Senate crossbench must ignore construction giant Lendlease
In recent days senator Derryn Hinch dropped a juicy hint; the Prime Minister could receive an early Christmas present. Most of the Senate crossbench is looking favourably at the Australian Building and Construction Commission and may pass the bill to form it early next week.
In the meantime, construction giant Lendlease is trying to sway key crossbenchers to negotiate for them an exemption from the anti-corruption building code, the code the ABCC will enforce.
The code is designed to thwart anti-competitive conduct by big building companies such as Lendlease, protect subcontractors from unconscionable treatment and ensure taxpayers receive value for money in infrastructure projects. Lendlease and other big builders are financially driven to make every effort to escape it.

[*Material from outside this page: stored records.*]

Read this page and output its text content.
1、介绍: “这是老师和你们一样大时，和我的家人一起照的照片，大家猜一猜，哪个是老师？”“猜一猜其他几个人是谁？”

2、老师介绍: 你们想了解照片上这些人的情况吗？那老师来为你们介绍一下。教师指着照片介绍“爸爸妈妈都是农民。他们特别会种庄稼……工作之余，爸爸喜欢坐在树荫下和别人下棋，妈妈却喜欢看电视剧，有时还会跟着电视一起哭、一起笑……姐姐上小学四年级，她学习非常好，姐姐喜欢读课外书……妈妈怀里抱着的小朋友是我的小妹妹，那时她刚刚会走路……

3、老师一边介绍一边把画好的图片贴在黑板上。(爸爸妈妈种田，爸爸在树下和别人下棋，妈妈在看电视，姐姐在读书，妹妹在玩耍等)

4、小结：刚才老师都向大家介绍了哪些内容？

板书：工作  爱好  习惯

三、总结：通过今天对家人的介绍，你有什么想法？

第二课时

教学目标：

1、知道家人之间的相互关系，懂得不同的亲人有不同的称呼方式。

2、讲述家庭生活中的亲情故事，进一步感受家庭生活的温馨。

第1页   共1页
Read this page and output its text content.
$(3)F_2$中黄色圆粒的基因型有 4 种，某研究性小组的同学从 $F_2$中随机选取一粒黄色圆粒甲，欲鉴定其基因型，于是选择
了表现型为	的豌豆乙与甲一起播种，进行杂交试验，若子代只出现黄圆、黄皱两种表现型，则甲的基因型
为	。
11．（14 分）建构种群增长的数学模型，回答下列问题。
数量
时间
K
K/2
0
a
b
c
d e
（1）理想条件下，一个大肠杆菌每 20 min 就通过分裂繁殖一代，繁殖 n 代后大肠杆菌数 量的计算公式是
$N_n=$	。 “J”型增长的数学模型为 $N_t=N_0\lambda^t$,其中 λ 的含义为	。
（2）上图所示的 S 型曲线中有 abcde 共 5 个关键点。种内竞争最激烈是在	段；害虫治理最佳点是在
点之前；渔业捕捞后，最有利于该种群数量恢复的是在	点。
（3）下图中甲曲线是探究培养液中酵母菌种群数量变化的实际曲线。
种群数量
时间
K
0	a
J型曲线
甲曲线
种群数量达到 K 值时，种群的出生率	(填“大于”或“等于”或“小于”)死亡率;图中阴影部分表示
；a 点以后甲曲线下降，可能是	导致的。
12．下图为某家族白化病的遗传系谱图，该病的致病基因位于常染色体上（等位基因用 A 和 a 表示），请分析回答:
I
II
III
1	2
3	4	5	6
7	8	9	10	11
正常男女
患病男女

Lendlease wants the code amended, saying “no legislation should be retrospective or, if it is, appropriate transition measures are put in place”. This is being too clever by half. Everyone in the industry has seen the code coming, it has been out there for more than 2½ years now. Plenty of warnings have been given, but Lendlease has chosen to ignore them. The company thumbed its nose at the government, weeks before the code was due to start, by signing a four-year enterprise bargaining agreement that sits in full breach of it.
This EBA has caused much consternation because it contains wage increases of 20 per cent, but in my opinion that is not the issue; Lendlease has barely any construction employees anyway. It can pay them $1 million a year each for all I care.
The problem with the EBA is that Lendlease will force every subcontractor who wants to work on a Lendlease site for the next four years to sign up to it and pay their staff the rates it contains. It is this price-rigging activity the code is designed to stamp out, and Lendlease is hoping the crossbenchers will give it special dispensation to allow it unethical and anti-competitive behaviour.
Last week, this column detailed Lendlease’s significant, fraudulent conduct when performing building work for the US taxpayer in New York. For more than a decade leading up to about 2012, the company overcharged government for works, and charged for work never completed. It avoided prosecution in a settlement deal by paying a fine to authorities.
Lendlease also has tried to buy its way out of sordid conduct right here in Australia not that long ago. In 2012, an enterprise agreement called JDA 8 signed by Lendlease put the company in breach of the Victorian Liberal government’s anti-corruption building code. JDA 8 covered only 140 construction workers directly employed by Lendlease but the deal meant the company would force every small business that worked for Lendlease into union EBA arrangements.
JDA 8 said subcontractors’ employees had to be engaged on terms and conditions of employment “which are no less favourable overall than commercial building industry rates”. Commercial building industry rates mean the terms and conditions of standard regional Construction Forestry Mining and Energy Union enterprise agreements.
This clause meant Lendlease would force every small business that wanted to work on its jobs to pay wages that had been predetermined by the CFMEU. When this happens, a free market is not in existence. This is an abuse by a big business over smaller ones and anti-competitive conduct that should never be allowed. It is this behaviour that has caused Australia to become the most expensive place on Earth to build major projects.
When the Victorian government found out about JDA 8, it notified Lendlease that it was no longer eligible to tender for government work. At the time, Lendlease claimed to have more than $9 billion worth of projects under way. The company pleaded for exemption from the code and even offered to pay a “bond” of $500,000 to the government. Every time Lendlease was caught breaching the code by, say, forcing its subcontractors into union arrangements, the government could keep $10,000 of it, until there was no money left.
The Victorian Liberals quite rightly rejected the offer, which was basically just a bribe, nicely corporatised. It responded by saying the suggestion was “not an appropriate solution” and “could not be contemplated”. Just absorb this fact and consider the implications; Lendlease management thought money could change hands between them and a government, for the government to bend its own rules, and allow it exemption from an anti-corruption code of conduct, which would mean that building work would keep flowing their way.
So here is a plea to the crossbenchers: please don’t listen to bleating from Lendlease. Our biggest builders and our construction unions are equal partners in crime when it comes to ripping off the Australian taxpayer. Lendlease and other “tier one” builders have the most to lose if a competitive industry comes about. Requests for special treatment must be shunned.
Finally, once the ABCC is in and the dust settles, the government must do its bit too. It must alter its tendering guidelines and processes to make it possible for smaller building companies to bid for government jobs. It is impossible to have a competitive market without lots of competing participants.